Better Health through Housing (BHH)
Better Health through Housing brings together 28 permanent supportive housing organizations as well as partnering hospitals and MCOs. The goal of the program is to identify clients who frequently utilize Emergency Department services, are living with chronic medical conditions and are experiencing chronic homelessness in order to connect them to housing and other supportive services.
Chronic Homeless Pilot
In March 2016, Mayor Rahm Emanuel formed a citywide, intergovernmental task force dedicated to preventing and ending homelessness in Chicago. In April of the same year, the task force launched Chronic Homelessness Pilot with the goal of permanently housing 75 people living under the northern viaducts of Lake Shore Drive. Center for Housing and Health provided system coordination for this project, which included multiple stakeholders such as permanent supportive housing providers, social service agencies, advocates, city agencies, and elected officials. Lessons learned from the project have been used to inform the Coordinated Entry System in Chicago. A report about Chronic Homelessness Pilot published by the Center for Urban Research and Learning at Loyola University Chicago (CURL) can be viewed here.

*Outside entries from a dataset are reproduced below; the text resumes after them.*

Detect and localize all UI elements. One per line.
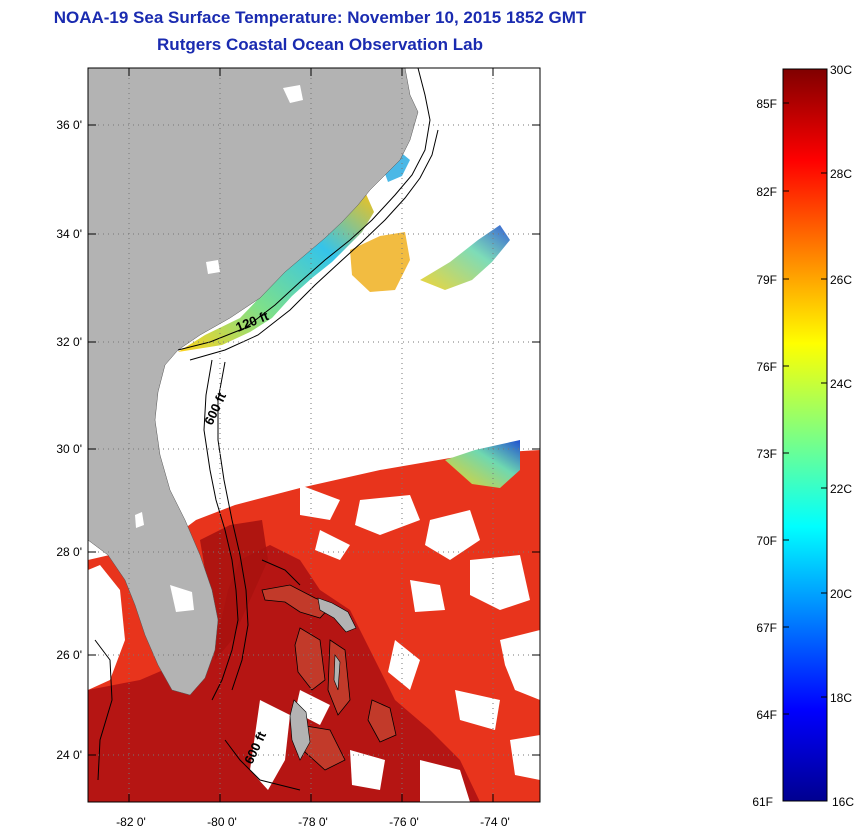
offshore-sst-se xyxy=(445,440,520,488)
map-title: NOAA-19 Sea Surface Temperature: Novembe… xyxy=(53,8,587,27)
colorbar-c-label: 18C xyxy=(830,691,852,705)
lon-tick-label: -82 0' xyxy=(116,815,146,829)
colorbar-c-label: 16C xyxy=(832,795,854,809)
lon-tick-label: -76 0' xyxy=(389,815,419,829)
bahamas-land xyxy=(289,597,357,761)
colorbar-c-label: 24C xyxy=(830,377,852,391)
colorbar-c-label: 22C xyxy=(830,482,852,496)
lon-tick-labels: -82 0' -80 0' -78 0' -76 0' -74 0' xyxy=(116,815,510,829)
colorbar-f-label: 85F xyxy=(756,97,777,111)
colorbar-f-label: 67F xyxy=(756,621,777,635)
lat-tick-label: 32 0' xyxy=(56,335,82,349)
colorbar-f-label: 70F xyxy=(756,534,777,548)
frame-ticks xyxy=(88,68,540,802)
bahamas-banks xyxy=(261,584,397,771)
colorbar-ticks xyxy=(783,102,827,715)
lat-tick-label: 26 0' xyxy=(56,648,82,662)
lat-tick-label: 28 0' xyxy=(56,545,82,559)
colorbar-c-label: 26C xyxy=(830,273,852,287)
colorbar-f-label: 76F xyxy=(756,360,777,374)
lat-tick-label: 36 0' xyxy=(56,118,82,132)
lat-tick-label: 30 0' xyxy=(56,442,82,456)
map-subtitle: Rutgers Coastal Ocean Observation Lab xyxy=(157,35,483,54)
colorbar-c-label: 20C xyxy=(830,587,852,601)
colorbar-c-label: 28C xyxy=(830,167,852,181)
shelf-sst-ne xyxy=(350,232,410,292)
graticule xyxy=(88,68,540,802)
inland-lakes xyxy=(135,85,303,612)
map-frame xyxy=(87,67,541,803)
colorbar-f-label: 61F xyxy=(752,795,773,809)
colorbar xyxy=(782,68,828,802)
colorbar-f-label: 82F xyxy=(756,185,777,199)
lon-tick-label: -78 0' xyxy=(298,815,328,829)
colorbar-c-label: 30C xyxy=(830,63,852,77)
us-southeast-land xyxy=(88,68,419,696)
lon-tick-label: -80 0' xyxy=(207,815,237,829)
lon-tick-label: -74 0' xyxy=(480,815,510,829)
bathymetry-contours xyxy=(94,68,439,791)
colorbar-f-label: 64F xyxy=(756,708,777,722)
offshore-sst-east xyxy=(420,225,510,290)
lat-tick-label: 24 0' xyxy=(56,748,82,762)
lat-tick-label: 34 0' xyxy=(56,227,82,241)
lat-tick-labels: 36 0' 34 0' 32 0' 30 0' 28 0' 26 0' 24 0… xyxy=(56,118,82,762)
cloud-mask xyxy=(88,485,540,802)
colorbar-celsius-labels: 30C 28C 26C 24C 22C 20C 18C 16C xyxy=(830,63,854,809)
colorbar-f-label: 73F xyxy=(756,447,777,461)
colorbar-fahrenheit-labels: 85F 82F 79F 76F 73F 70F 67F 64F 61F xyxy=(752,97,777,809)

The Homeward Bound initiative is a Chicago Low-Income Housing Trust Fund program that is led by the Center For Housing and Health in collaboration with other partner agencies. This initiative was developed to provide housing with supportive services to Chicago’s homeless individuals and subsequently improve clients’ overall health well-being. All clients receive intensive case management in their home which include, but is not limited to housing, medical, psychological, financial and day to day living activities. All referrals for the Homeward Bound initiative are generated from the Coordinated Entry System (CES).
Housing for Health (H4H)
The Housing for Health initiative was designed to assist singles and families experiencing chronic homelessness. Clients reside in scattered site units throughout the City of Chicago and receive intensive case management in their home. Intensive case management services include, but are not limited to, assist with housing, medical, psychological, financial and day to day living activities. The goal of the program is to improve housing stability, income gains, and increased participation in health care services. All referrals for this program are generated from the Coordinated Entry System (CES).